The doors to the long-awaited high-speed rail line linking Madrid and Barcelona slid open in February 2008, connecting Spain’s two main population centers and its two most significant hubs of business, technology, and research. And this line, which represents the latest achievement in Spain’s plans to connect the entire country with a web of high-speed trains, is far from the only news in Spanish rail. In the past few years, Spain has developed new metro systems, commuter rail lines, and suburban trains, some of which link to existing or developing high-speed lines. In addition, the Spanish companies that consult on the engineering of new lines, perform the construction and infrastructure development, build the trains, develop the signaling and information systems, and develop and build related parts have taken their expertise overseas as rail continues its explosive growth in the international market.
Madrid to Barcelona
Though Madrid–Barcelona might seem like the ideal route to begin a high-speed network, the Spanish government actually launched the system in Seville in 1992, when the city was to host the World Expo.
The new system completely rerouted an existing track that had swerved around mountains and avoided technically challenging terrain. Taking advantage of the latest construction techniques to tunnel through any existing impediments, the line also used the top trains and technology available at the time. It slashed travel time from about six hours to two hours and 20 minutes.
“This first experience caused something like high-speed fever,” says Ignacio Barron, the Spanish representative to the International Union of Railways, who directs the organization’s highspeed department. “Everybody wanted to build new lines and extend the networks.”
Plans came up against a temporary roadblock when Spain, along with the rest of Europe, hit a financial downturn in the 1990s. But they picked up again in 1997. Since then, the Spanish rail authorities– RENFE (the rail operator) and ADIF (the company in charge of infrastructure and planning, which was originally part of RENFE)– have overseen the building and installation of more than 1,500 kilometers (nearly 1,000 miles) of high-speed lines. In 2003 the line linking Madrid to Zaragoza and Lleida, en route to Barcelona, began service. The line from Madrid to Seville branched out to nearby Toledo in 2005, and the first line opening up the northwest of the country began service in December 2007. Soon thereafter, the line south finished up in the popular coastal destination of Málaga.
Madrid–Barcelona, however, is the current jewel of the system.
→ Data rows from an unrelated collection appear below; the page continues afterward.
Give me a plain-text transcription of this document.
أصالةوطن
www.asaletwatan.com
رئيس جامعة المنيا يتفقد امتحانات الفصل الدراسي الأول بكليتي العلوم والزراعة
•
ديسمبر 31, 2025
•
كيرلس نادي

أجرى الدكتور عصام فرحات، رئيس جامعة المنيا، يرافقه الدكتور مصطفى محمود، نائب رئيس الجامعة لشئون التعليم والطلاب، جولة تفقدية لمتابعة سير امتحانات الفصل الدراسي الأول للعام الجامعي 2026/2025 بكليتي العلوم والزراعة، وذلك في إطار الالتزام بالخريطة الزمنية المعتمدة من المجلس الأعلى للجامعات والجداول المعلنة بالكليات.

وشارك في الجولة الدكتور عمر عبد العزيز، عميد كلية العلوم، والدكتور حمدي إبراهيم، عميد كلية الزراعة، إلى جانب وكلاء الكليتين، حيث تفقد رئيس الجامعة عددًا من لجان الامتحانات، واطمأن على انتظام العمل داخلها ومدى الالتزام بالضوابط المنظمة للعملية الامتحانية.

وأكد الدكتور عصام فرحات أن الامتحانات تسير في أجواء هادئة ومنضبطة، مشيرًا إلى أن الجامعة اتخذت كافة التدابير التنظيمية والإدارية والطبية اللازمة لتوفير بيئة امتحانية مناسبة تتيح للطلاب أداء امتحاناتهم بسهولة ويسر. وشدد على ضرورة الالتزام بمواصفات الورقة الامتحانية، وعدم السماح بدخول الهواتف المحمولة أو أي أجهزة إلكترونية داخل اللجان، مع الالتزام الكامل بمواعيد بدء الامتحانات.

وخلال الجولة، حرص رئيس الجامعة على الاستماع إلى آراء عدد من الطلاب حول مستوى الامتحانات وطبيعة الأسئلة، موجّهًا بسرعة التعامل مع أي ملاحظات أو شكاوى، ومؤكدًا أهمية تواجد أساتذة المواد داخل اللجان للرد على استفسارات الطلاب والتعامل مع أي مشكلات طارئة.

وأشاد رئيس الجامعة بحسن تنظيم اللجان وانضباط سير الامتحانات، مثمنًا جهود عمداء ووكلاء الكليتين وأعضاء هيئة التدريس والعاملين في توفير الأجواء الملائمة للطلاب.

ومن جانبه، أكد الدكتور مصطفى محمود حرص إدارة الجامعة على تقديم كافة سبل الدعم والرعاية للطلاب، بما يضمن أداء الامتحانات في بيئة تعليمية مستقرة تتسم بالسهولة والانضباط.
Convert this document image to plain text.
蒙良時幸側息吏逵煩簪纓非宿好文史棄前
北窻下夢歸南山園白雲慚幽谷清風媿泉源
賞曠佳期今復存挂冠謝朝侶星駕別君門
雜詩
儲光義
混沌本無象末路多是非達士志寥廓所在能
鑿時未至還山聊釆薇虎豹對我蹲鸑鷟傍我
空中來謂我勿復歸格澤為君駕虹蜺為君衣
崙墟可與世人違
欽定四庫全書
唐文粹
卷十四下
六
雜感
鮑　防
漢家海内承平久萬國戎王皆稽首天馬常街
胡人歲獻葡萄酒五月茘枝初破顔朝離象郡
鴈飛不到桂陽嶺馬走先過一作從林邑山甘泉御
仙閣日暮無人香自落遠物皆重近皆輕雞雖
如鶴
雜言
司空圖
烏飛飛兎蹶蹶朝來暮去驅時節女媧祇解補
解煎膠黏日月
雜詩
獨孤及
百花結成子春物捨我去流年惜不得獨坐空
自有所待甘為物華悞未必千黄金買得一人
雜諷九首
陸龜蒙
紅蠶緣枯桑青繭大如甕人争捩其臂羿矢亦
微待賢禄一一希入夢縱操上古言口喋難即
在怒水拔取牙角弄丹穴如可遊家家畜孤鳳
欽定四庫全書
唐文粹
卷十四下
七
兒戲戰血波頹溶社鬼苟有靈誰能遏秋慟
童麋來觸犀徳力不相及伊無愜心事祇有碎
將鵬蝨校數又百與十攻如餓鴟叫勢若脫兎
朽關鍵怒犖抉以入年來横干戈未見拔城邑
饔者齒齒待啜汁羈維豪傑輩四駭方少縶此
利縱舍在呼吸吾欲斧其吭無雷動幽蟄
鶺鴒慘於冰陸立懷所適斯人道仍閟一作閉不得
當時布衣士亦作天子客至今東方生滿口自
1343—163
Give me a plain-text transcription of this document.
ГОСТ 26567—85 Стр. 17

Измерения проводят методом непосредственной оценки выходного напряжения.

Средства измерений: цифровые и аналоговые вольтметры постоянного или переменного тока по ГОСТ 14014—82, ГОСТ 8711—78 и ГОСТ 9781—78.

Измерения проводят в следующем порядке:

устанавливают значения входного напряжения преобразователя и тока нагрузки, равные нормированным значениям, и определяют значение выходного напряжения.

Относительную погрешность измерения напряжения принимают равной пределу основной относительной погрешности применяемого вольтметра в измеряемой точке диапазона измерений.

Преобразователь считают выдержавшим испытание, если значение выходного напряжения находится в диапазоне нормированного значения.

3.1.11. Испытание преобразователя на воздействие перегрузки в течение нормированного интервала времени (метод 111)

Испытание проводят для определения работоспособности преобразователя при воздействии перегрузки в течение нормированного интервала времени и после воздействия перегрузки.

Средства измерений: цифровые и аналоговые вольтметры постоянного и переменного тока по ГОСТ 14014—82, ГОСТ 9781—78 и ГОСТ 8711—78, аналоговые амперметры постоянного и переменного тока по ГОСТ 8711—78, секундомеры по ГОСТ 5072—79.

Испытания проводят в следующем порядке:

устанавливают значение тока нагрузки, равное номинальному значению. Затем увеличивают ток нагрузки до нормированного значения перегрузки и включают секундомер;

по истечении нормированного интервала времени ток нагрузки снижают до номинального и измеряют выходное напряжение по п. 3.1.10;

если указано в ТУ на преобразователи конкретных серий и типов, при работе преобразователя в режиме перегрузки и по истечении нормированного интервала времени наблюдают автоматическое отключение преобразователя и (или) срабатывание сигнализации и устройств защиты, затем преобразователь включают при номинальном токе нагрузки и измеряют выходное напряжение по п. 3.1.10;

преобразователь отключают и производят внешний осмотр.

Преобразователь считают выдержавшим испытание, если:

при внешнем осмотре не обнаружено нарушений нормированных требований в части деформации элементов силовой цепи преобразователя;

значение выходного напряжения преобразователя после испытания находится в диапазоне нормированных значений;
Like the Madrid–Seville line, the new train to Barcelona features an entirely new route, new tracks, and new trains—these equipped with swiveling seats and full video and audio capability. And like the country’s first high-speed line, this one dramatically slashes travel time. A trip that once took more than six hours now takes just over two and a half. The new trains offer a smooth, swift ride at about 185 miles per hour, or 300 kilometers per hour. When new signaling systems are installed (they’re expected for fall 2008), train speeds will be able to reach 220 miles per hour, or 350 kilometers per hour, and travel time will shrink to about two hours.
By 2010 Spain will have the most high-speed tracks in the world, and plans call for 10,000 kilometers by 2020. This would place 90 percent of the population within 30 miles of a highspeed station.
Experts in the field cite two and a half hours as a time at which rail is competitive with air travel. The line to Barcelona, at close to 400 miles, now competes with one of the most trafficked air routes in the world: five million passengers are expected to use it in 2008 alone. A rail line from San Francisco to Los Angeles would be shorter, at 347 miles. And Boston is only 50 miles farther by road from Washington, DC, than Madrid is from Barcelona, meaning it would be theoretically possible–politics, land-use planning, and finances allowing–to build a train that could connect those U.S. cities in about three hours.
The Madrid–Barcelona line also represents the beginning of a new planned link to France. T.P. Ferro, a company created by a coalition of the Spanish and French construction companies ACS Dragados and Eiffage, has already broken ground on a new tunnel underneath the Pyrenees, the mountains that separate the two countries. The tunnel will eventually cut two hours from the trip between Barcelona and Toulouse, and travel time from Barcelona to Paris will be reduced to four and a half hours.